偽物の死
「…………」
迷宮宰相、ゲオルクは己の体が冷たくなっていくのを感じた。
死神の鎌が首を捕らえ、薄皮一枚でつながっている状態。もはや死を待つ病人にも等しいこの状況は、嘆いてもわめいてもどうしようもない。
肉人形、偽園田優は見事ゲオルクを庇ってくれた。ただ、彼の体だけで長剣を防ぎきることができず、結果として主を守り切れなかったわけだ。
(……無念)
肉人形はゲオルクの生み出した人形である。
身体能力は人間と同じ、あるいはそれ以下。魔法も使えず技も使えず、そんな弱い生き物なのである。
剣で腹部を貫かれれば、間違いなく死ぬ。
もっとも、これから死にゆく自分にとって、彼が生きていようが死んでいようがどうでもよいことなのだが……。
(……それにしても)
ゲオルクを直接殺したのはミゲルの信者だ。だがそれ以上に、決定的な要因となった人物のことを思い出す。
勇者、下条匠。
確かにミゲルの信者はゲオルクを殺した。しかし下条匠がいなければ、自分は死ななかった。その事実は、絶対に揺るがない。
(憎い……)
恨み。
辛み。
死の恐怖から爆発的に増加した負の感情は、匠への憎しみへと収束していく。
(せめて、あの男に……一矢……報いて……)
ゲオルクは最後の力を振り絞って〈神の糸〉を肉人形に接続した。自分にも、偽園田優にも、もはや残された時間は少ない。それほど複雑な指令を与えることはできない。
命令は――
(……ヒヒ、ヒヒヒヒヒ)
ゲオルクは最後の命令を下した。そしてこの後の未来を想像しながら……絶命したのだった。
*********
優が、腹を刺された。
俺が掴んでいたゲオルクも巻き添えにして。
俺は何もできなかった。剣を奪われ、魔法も間に合わず、大切な友人を……こんな目にあわせてしまって……。

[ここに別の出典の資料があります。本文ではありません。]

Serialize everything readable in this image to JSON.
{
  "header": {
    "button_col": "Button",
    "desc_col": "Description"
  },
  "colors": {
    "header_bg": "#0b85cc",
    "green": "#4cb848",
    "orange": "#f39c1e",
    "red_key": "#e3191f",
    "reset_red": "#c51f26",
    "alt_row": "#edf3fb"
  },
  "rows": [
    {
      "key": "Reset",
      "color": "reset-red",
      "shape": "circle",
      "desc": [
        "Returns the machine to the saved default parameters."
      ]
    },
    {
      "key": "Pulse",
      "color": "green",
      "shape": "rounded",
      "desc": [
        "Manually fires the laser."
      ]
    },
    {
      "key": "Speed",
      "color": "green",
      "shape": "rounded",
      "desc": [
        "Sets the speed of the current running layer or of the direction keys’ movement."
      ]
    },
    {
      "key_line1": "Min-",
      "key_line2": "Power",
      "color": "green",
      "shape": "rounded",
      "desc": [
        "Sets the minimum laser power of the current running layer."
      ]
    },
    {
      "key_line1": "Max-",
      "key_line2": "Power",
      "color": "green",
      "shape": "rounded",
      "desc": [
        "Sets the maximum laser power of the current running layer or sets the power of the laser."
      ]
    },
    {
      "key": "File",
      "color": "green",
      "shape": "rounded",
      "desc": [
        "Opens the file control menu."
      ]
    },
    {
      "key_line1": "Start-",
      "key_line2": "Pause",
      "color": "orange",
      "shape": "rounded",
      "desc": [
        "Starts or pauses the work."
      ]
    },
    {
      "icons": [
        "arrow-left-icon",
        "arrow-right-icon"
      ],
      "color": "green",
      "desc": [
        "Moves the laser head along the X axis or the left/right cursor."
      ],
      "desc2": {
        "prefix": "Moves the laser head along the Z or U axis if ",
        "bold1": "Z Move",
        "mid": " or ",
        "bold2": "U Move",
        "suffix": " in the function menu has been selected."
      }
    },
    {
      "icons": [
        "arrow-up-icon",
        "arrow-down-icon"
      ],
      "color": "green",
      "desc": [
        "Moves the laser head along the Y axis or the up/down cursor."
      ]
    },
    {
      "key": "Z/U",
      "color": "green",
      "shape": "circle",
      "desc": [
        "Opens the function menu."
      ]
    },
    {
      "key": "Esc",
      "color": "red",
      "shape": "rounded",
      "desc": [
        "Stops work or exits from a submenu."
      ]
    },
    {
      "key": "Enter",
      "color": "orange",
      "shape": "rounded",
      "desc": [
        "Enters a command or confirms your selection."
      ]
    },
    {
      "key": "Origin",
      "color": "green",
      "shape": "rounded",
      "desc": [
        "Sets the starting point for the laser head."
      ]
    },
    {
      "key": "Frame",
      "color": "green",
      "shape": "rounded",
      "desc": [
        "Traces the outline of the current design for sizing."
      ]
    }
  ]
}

ミゲルの信者は、ブリューニングが斧を使って粉砕した。
俺、そして一紗は、崩れ落ちる優の前で呆然としていた。
止血とか、やれることはあるんじゃないかと思う。でも、この状況は……俺たちにとってあまりに辛かった。何をどうすればいいか、冷静に判断できる状態じゃなかったともいえる。
そしておそらく、もう無駄なのだ。
優は死ぬ。
それがわかっているから……動けなかった。
「嘘……嘘よ……優」
一紗が体を震わせながら、顔面を真っ青にさせている。友人である俺ですら悲しいのだ、恋人である一紗はなおのことだろう。
「……た、匠」
震える声で、優が手を伸ばしてきた。
俺はその手をそっと掴む。昔はあれほどたくましく頼りになっていた優の手が、今や子供のようにか弱い握力しか出せていない。
「……俺は、もう駄目だ。一紗を、頼む」
「一紗を?」
「俺の代わりに、一紗を……守ってくれ」
その、遺言みたいな言葉に……俺の頭が一気に沸騰してしまった。
「お前、一紗の彼氏だろ! 守るのはお前の仕事だ!」
死にゆく者に、こんな言い方は酷だったかもしれない。でも俺は認めたくなかった。大切な友人が、こんなところで死んでしまうなんて……事実を。
「一紗は、お前に惹かれていた。お前だって、一紗に思うところがあったはずだ……。俺がいなければ、お前たち二人は……きっと仲のいい恋人同士だった」
「お……お前……」
何、言ってるんだよこいつ。
俺が……一紗のことを好き? 一紗も俺のことが好き?
確かに一紗とは仲が良かったし、正直なことを言えば……見た目超美少女だしそういうことを全く考えなかったといえば嘘になる。
でも、それだけだ。
俺たちは幼馴染で、仲の良い親友。それだけの関係。それだけの好意。
そのはず、だったのに……。
「ゆ、優?」
「隠さなくても……いい。心当たりは……ある……だろ?」
「…………」
一紗は狼狽していた。無理もない。恋人の死を目の前にして、冷静でいられるはずがないんだから。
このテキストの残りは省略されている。